Richness estimates based on eDNA metabarcoding studies indicate that
global fungal species richness is at least ten times higher than the
number of formally described species (Spatafora et al., 2017), including
several class level lineages of currently undescribed fungi (Tedersoo et
al., 2017). Non-fungal microeukaryotes, collectively referred to as
protists throughout the text, are far less studied in soil compared to
fungi, but are increasingly recognized for their diverse ecosystem
functions (Geisen, 2016).
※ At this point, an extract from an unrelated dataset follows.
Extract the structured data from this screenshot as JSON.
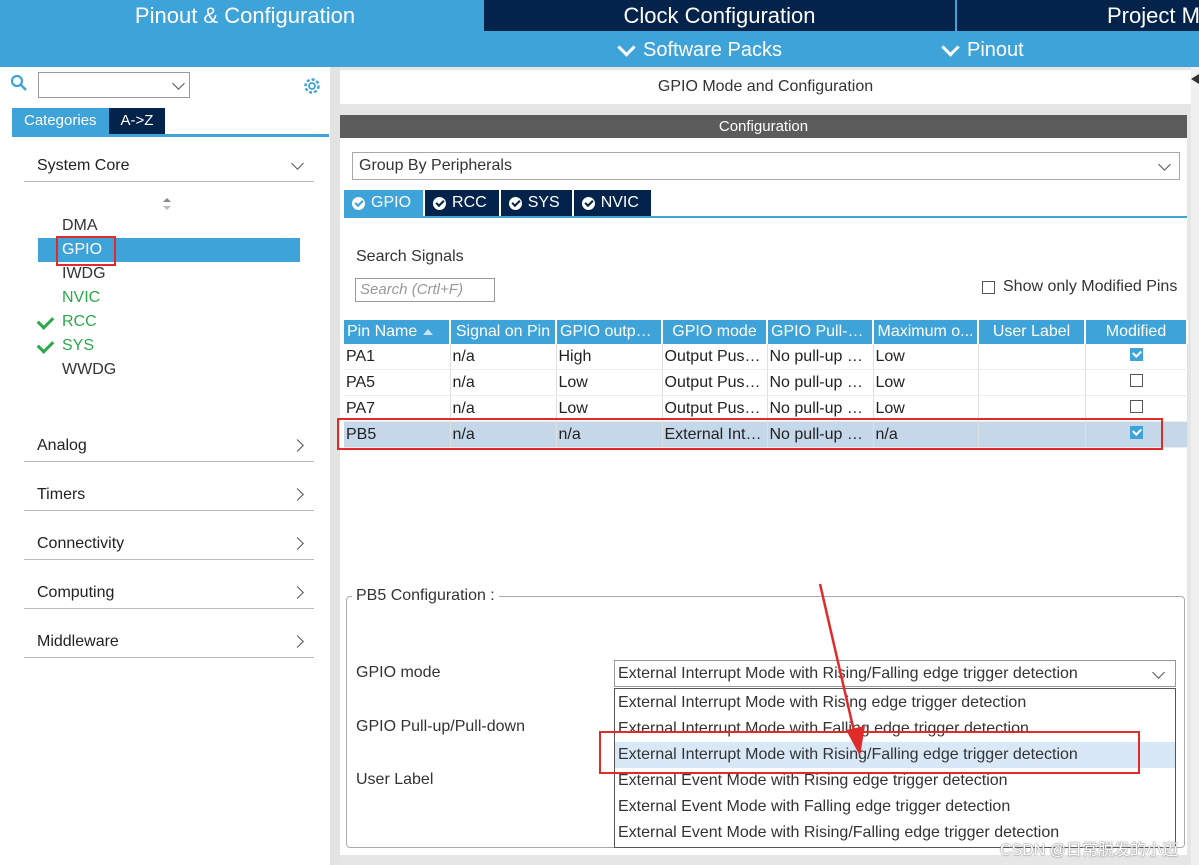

Recent molecular studies using eDNA have
dramatically increased our knowledge of protist diversity in different
environments, even indicating that diversity may be higher in soil than
in water (Burki et al., 2021; Geisen et al., 2018; Mahé et al., 2017).
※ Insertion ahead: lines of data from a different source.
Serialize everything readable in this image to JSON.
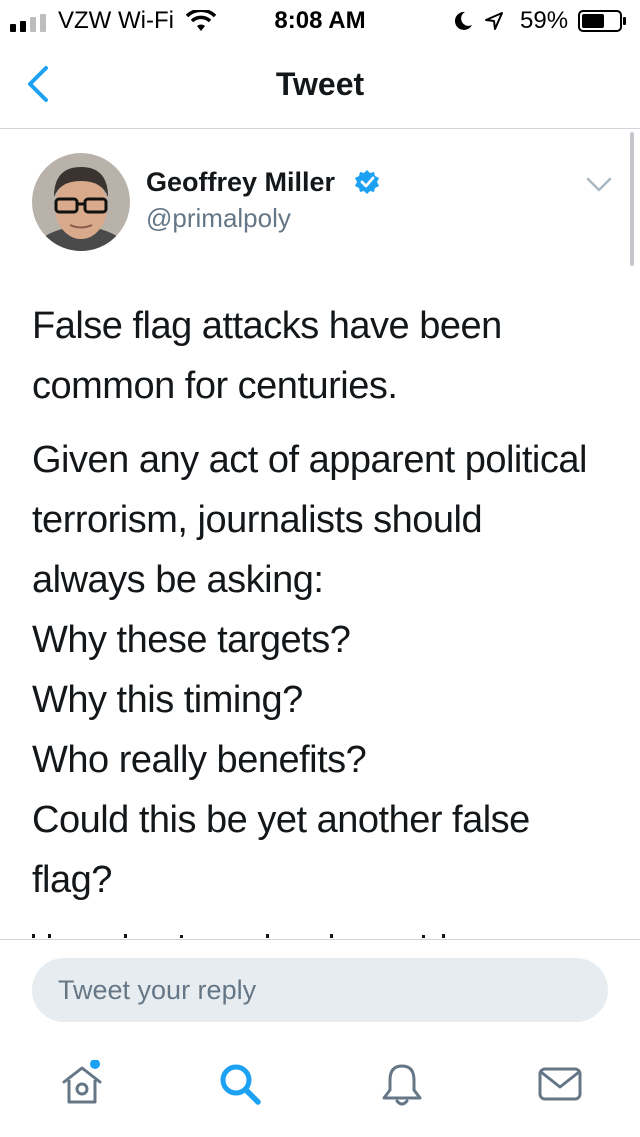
{
  "status_bar": {
    "carrier": "VZW Wi-Fi",
    "time": "8:08 AM",
    "battery_percent": "59%"
  },
  "nav": {
    "title": "Tweet",
    "back_icon": "chevron-left-icon"
  },
  "tweet": {
    "author_name": "Geoffrey Miller",
    "handle": "@primalpoly",
    "verified": true,
    "paragraph_1": [
      "False flag attacks have been",
      "common for centuries."
    ],
    "paragraph_2": [
      "Given any act of apparent political",
      "terrorism, journalists should",
      "always be asking:",
      "Why these targets?",
      "Why this timing?",
      "Who really benefits?",
      "Could this be yet another false",
      "flag?"
    ]
  },
  "reply": {
    "placeholder": "Tweet your reply"
  },
  "tabs": [
    {
      "name": "home",
      "icon": "home-icon",
      "has_notification_dot": true
    },
    {
      "name": "search",
      "icon": "search-icon",
      "active": true
    },
    {
      "name": "notifications",
      "icon": "bell-icon"
    },
    {
      "name": "messages",
      "icon": "mail-icon"
    }
  ],
  "colors": {
    "accent": "#1da1f2",
    "text_primary": "#14171a",
    "text_secondary": "#657786",
    "icon_gray": "#657786",
    "input_bg": "#e6ecf0"
  }
}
Challenges in characterizing soil microeukaryotic communities from
metabarcoding data include biases associated with primer choice,
tradeoffs between number of samples and sequencing depth, method for
estimating species richness as well as accuracy of taxonomic
identification of community members. Some of these aspects are discussed
below and further explored in this paper. The two internal transcribed
spacer (ITS1 and ITS2) are non-coding, hyper-variable portions of the
rDNA operon, widely accepted as marker regions for characterization of
fungal communities (Schoch et al., 2012). However, due to intraspecific
variation and sequencing error, community composition of known and novel
species cannot be directly identified from the massive numbers of unique
reads generated by high-throughput eDNA sequencing (Ryberg, 2015).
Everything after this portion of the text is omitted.